I have no doubt that some will read the previous paragraph with great delight, as proof of the feminist agenda. Please suspend the smugness for just a minute.

Consider the case of men in committed, loving relationships where the beast does not have equal appeal to both parties. Imagine the turmoil of living with the beast’s primal needs under these circumstances.

Considering that there is no ‘doing’ involved, it does not surprise me that there is no verb version of ‘celibate’.

The word is the basis for a sweet story involving one of the deceased Popes (in heaven, of course). Someone comes upon him in a library of ancient manuscripts, in a state of great distress. He is asked what the matter is, to which he replies: “The R, the R! The word is celebrate!”

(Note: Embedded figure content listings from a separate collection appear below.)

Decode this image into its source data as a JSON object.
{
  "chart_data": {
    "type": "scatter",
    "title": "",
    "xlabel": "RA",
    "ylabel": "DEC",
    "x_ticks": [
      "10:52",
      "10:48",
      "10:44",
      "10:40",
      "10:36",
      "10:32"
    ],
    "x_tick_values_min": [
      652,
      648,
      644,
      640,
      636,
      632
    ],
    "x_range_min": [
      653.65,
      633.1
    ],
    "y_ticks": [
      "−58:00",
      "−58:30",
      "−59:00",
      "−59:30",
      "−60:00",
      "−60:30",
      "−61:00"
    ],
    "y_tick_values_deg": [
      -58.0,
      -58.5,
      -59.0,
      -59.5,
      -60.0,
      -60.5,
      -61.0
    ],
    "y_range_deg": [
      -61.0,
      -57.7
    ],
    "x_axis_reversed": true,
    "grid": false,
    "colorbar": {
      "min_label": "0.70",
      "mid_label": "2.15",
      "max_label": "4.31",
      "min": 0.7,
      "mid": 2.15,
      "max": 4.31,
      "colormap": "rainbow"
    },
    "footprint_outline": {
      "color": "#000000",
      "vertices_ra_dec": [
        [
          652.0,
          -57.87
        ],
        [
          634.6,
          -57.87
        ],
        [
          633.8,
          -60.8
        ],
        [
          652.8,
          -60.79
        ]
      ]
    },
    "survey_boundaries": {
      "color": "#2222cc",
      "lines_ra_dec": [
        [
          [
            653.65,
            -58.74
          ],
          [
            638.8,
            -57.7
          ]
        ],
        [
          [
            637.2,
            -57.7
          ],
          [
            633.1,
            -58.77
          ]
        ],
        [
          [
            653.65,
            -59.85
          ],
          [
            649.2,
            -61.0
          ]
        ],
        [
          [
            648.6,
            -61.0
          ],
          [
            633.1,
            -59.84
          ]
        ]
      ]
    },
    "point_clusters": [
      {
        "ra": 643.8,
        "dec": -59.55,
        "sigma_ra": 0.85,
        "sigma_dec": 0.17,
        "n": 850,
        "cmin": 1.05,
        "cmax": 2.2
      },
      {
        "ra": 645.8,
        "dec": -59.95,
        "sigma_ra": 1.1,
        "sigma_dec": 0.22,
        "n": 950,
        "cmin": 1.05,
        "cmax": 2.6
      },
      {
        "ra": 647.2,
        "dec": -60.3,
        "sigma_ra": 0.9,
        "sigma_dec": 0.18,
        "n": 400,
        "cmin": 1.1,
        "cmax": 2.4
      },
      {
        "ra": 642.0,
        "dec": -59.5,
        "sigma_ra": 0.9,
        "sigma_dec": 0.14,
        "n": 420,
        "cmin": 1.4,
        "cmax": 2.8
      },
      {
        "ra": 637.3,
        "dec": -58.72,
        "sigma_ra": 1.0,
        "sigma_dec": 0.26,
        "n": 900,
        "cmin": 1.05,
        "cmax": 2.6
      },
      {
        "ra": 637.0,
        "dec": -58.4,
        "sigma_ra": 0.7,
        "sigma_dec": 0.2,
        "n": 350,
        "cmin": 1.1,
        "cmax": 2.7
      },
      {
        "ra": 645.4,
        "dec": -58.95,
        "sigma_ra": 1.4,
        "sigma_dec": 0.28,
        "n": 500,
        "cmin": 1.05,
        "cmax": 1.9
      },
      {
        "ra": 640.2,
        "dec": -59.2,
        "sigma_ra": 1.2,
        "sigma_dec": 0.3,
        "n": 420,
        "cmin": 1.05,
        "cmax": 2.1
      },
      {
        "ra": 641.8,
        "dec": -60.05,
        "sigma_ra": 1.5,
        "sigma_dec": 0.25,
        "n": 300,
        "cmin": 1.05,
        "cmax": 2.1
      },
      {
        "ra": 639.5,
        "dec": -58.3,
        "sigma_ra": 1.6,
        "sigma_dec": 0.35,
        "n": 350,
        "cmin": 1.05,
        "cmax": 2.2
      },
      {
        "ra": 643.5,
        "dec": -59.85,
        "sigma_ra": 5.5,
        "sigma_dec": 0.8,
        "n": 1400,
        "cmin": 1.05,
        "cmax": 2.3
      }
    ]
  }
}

Which brings us to another feature of the erection. Regardless of its rigidity, or the intensity that drives its actions, it is a very fragile construction. It is the hydraulic version of a house built on sand. Like all celebrations – however joyous – its lifespan is limited.

For an erection, ‘doing’ is its undoing, if you see what I mean.

1 comment

Jenni B - August 7, 2013

The French word for “single” [as in batchelor, spinster] is Celibataire. In class one of the men refused to use it to describe himself! Too funny.